Amyloid Beta Oligomer Induction of Alzheimer's Disease in Nonhuman Primates - PROJECT SUMMARY
Patients with Alzheimer's disease (AD) suffer a progressive loss of memory and cognitive ability, and eventual
loss of basic bodily functions and death. Currently 11% of Americans over 65 have AD and its incidence and
toll on the healthcare system continues to rise with significant societal impact. There are no treatments for AD
to prevent its inexorable course, and a principal obstacle to developing new therapies for AD has been the
inadequacy of available preclinical modeling, which almost exclusively involves rodents. As nonhuman
primates (NHPs) share greater homology to humans than rodents in all respects, including genomics and
physiology, cognitive processing, neuronal network complexity, white/gray matter ratios, dynamics of
drug/target interactions, and the triggers of age-associated pathophysiology, the long-term goal of this project
is to develop a new NHP model of AD that can be standardized and deployed in rigorous, reproducible studies
to overcome critical current deficiencies in translating preclinical studies into novel clinical diagnostic strategies
and therapies. The objective of this application is to expand and advance recent preliminary work on a new
NHP model of AD involving intrathecal administration of amyloid β-oligomers (AβOs). The hypothesis is that
AβOs will trigger a cascade of accelerated pathology that mimics the changes occurring in the brains of AD
patients. This hypothesis is based on a growing consensus in the AD research field, backed by strong data,
that AβOs are likely the toxic species that provoke deposition of the characteristic tangles and plaques in the
brain together with loss of synapses and neurons and associated cognitive decline. The hypothesis will be
tested in statistically meaningful designs by pursing the following two specific aims: 1) Determine the
appropriate dose of AβO and intervals of dosing; and 2) Identify the persistence of induced biochemical and
structural deficits and AD pathology following termination of AβO infusion. These studies will utilize in-life (MRI)

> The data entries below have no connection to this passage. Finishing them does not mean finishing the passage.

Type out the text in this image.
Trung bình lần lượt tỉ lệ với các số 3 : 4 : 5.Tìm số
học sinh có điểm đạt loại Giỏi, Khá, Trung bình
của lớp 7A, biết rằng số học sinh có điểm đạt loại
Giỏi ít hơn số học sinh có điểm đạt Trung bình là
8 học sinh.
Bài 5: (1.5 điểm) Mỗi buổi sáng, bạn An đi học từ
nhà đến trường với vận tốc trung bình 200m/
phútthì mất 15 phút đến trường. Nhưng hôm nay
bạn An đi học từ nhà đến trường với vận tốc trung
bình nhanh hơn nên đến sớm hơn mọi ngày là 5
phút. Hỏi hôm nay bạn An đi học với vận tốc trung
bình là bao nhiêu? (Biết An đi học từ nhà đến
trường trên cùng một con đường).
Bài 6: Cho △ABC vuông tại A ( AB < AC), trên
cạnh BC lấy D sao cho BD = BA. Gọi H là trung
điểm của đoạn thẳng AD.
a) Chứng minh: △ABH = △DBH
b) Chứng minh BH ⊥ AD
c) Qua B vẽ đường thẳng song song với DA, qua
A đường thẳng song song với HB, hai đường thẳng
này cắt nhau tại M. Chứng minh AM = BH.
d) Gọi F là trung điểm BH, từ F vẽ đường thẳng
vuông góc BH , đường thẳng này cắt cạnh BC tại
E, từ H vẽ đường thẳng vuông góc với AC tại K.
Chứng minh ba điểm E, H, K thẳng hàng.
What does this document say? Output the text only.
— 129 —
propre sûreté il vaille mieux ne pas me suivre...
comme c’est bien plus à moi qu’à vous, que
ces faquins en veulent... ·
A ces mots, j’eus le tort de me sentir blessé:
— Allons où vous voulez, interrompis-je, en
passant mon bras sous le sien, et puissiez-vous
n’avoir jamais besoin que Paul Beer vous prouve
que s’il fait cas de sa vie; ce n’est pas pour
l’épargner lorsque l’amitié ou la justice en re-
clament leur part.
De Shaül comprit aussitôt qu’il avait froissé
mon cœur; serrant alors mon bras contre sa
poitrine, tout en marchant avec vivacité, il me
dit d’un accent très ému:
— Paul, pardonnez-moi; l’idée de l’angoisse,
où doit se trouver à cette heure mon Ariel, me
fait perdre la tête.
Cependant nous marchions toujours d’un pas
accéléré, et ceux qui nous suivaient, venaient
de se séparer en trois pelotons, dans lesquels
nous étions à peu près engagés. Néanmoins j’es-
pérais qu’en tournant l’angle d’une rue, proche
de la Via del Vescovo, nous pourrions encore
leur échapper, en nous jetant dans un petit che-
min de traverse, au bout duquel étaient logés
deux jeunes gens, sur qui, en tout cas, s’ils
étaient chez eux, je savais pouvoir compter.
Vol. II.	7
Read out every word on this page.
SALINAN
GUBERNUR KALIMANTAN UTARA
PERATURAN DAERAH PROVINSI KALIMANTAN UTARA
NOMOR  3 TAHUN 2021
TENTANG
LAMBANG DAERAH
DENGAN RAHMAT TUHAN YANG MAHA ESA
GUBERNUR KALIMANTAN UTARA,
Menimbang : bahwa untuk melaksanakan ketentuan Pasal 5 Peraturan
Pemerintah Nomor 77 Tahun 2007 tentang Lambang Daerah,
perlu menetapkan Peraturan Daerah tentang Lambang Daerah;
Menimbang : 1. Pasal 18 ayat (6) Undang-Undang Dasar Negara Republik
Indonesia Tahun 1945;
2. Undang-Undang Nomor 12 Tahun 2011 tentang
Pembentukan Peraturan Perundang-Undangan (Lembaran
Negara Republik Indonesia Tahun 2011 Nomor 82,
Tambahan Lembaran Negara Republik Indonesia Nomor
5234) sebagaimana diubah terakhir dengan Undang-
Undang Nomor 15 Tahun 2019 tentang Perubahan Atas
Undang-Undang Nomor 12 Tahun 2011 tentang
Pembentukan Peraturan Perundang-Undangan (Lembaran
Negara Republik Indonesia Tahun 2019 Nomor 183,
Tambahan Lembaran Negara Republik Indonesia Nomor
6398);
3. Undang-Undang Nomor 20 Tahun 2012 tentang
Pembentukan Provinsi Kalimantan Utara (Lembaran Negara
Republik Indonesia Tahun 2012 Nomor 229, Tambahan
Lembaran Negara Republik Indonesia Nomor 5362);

and post-mortem measurements (immunohistochemistry, biochemistry) to establish the impact of AβOs
administration in the brain of the St. Kitts green monkey, a species that has been well characterized for its
propensity to develop naturally occurring features of AD pathology. The approach is innovative because it
represents a substantial shift from current AD research paradigms and tests a novel theoretical concept. The
research is significant because it is expected to overcome critical deficiencies in current animal AD models by
validating an accelerated, inducible NHP model of sporadic AD and permit effective translation of basic studies
into novel clinical diagnostic strategies and therapies. Success with this model development program would
provide a valuable resource to academic, biotechnology, pharmaceutical and diagnostic laboratories in need of
a reliable preclinical model of AD for basic research, and diagnostic and therapeutic development.